Haben die Karten wirklich enen Konflikt?? Schau mal in der Systemsteuerung>System>Hardware nach, ob ein  vor den Karten steht..

PS: Welches OS hast du??


----------



## Gunnitarrist (24. Juni 2002)

ne so n ausrufezeichen is nich davor...
ich vermute halt das die beiden karten sich gegenseitig ausbremsen!
begründung:
1.) der download im T1 LAN lackt wie sau (10kb/s)
2.) wenn ich n internetzugriff machen und den fernseher anhab, schmiertz der rechner regelmässig gnadenlos weg
3.) beim booten werden sowohl network controller als auch mutimeda device (tv-karte) auf dem irq 9 laufen...

ich will nun irgendwie die ressource der einen karte umlegen..probelm ist, das ich die PNP sache im windows nicht selber zuweisen kann, oder?

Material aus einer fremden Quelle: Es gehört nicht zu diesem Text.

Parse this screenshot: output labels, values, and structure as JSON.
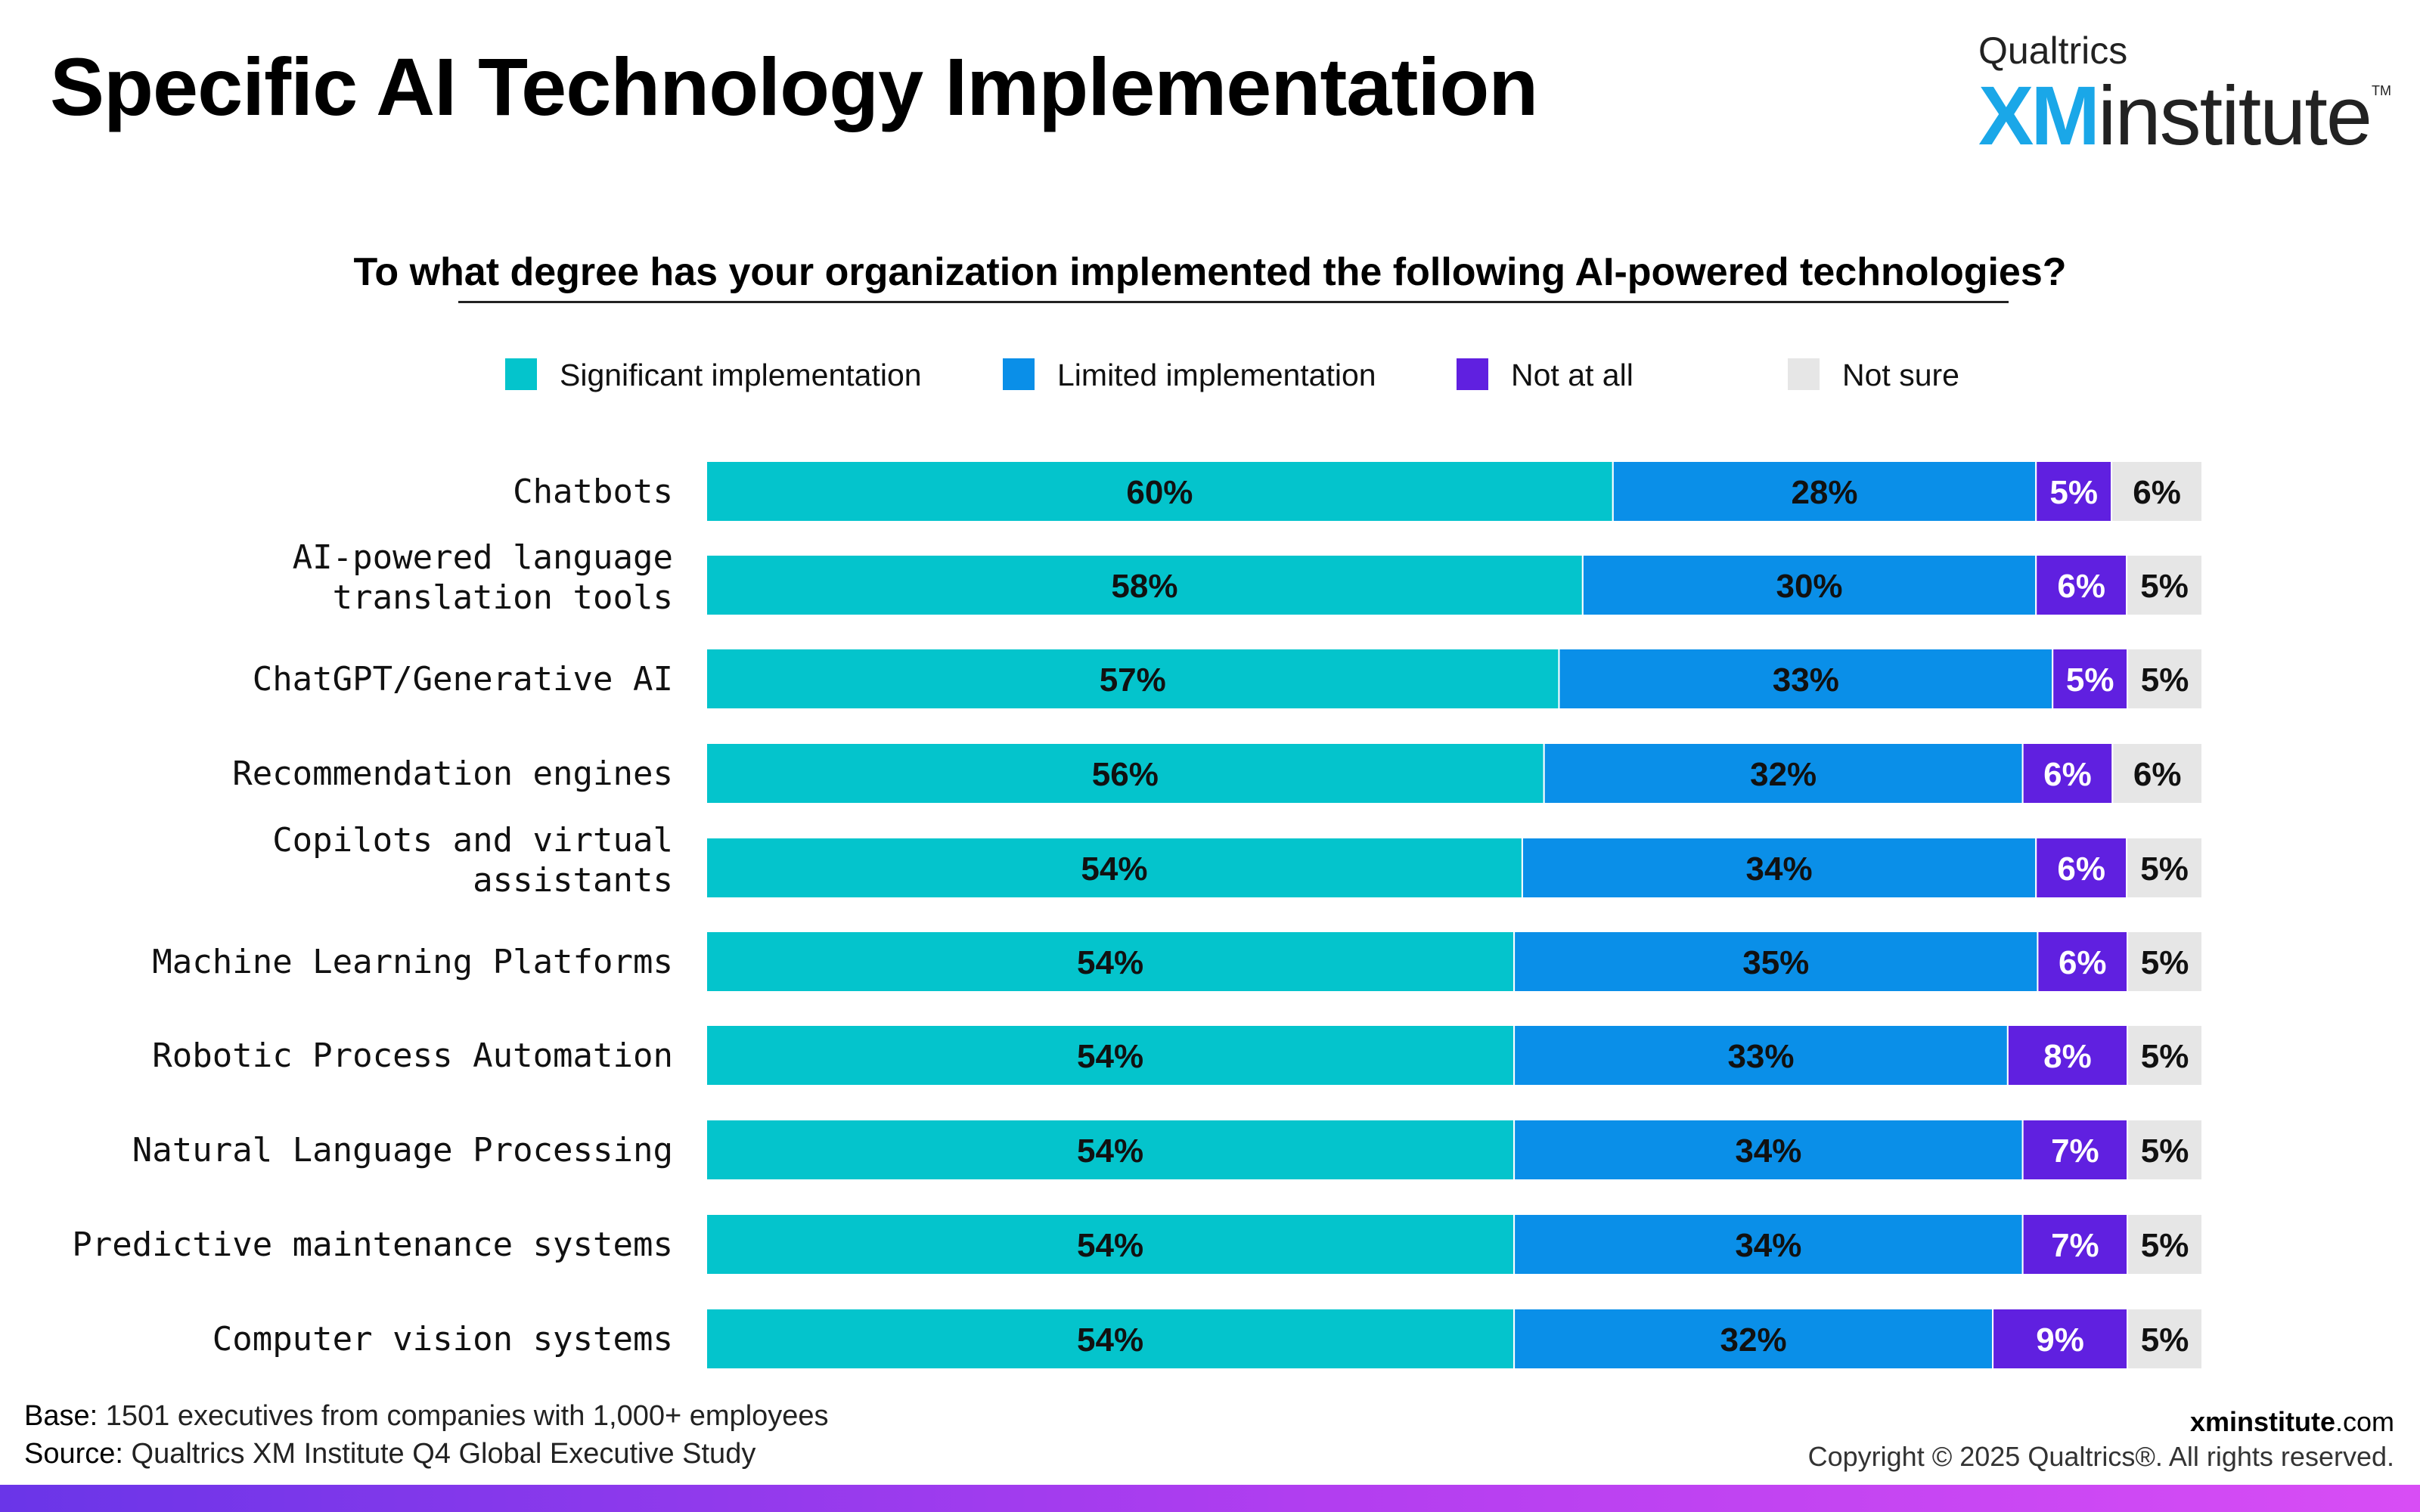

wenn ja (im bios vielleicht) wäre ich sehr dankbar, ich denk nämlich das die oben genannten probleme damit zusammenhängen!

gruss


----------



## goela (24. Juni 2002)

Den IRQ Einstellen kannst Du ab Win2k nicht mehr so einfach!

Frage:
Hast Du schon mal ohne die TV-Karte probiert? Würde ich erst mal probieren!


----------



## Gunnitarrist (24. Juni 2002)

1.) is das system WIN ME
2.) lief der rechner ohne probleme


----------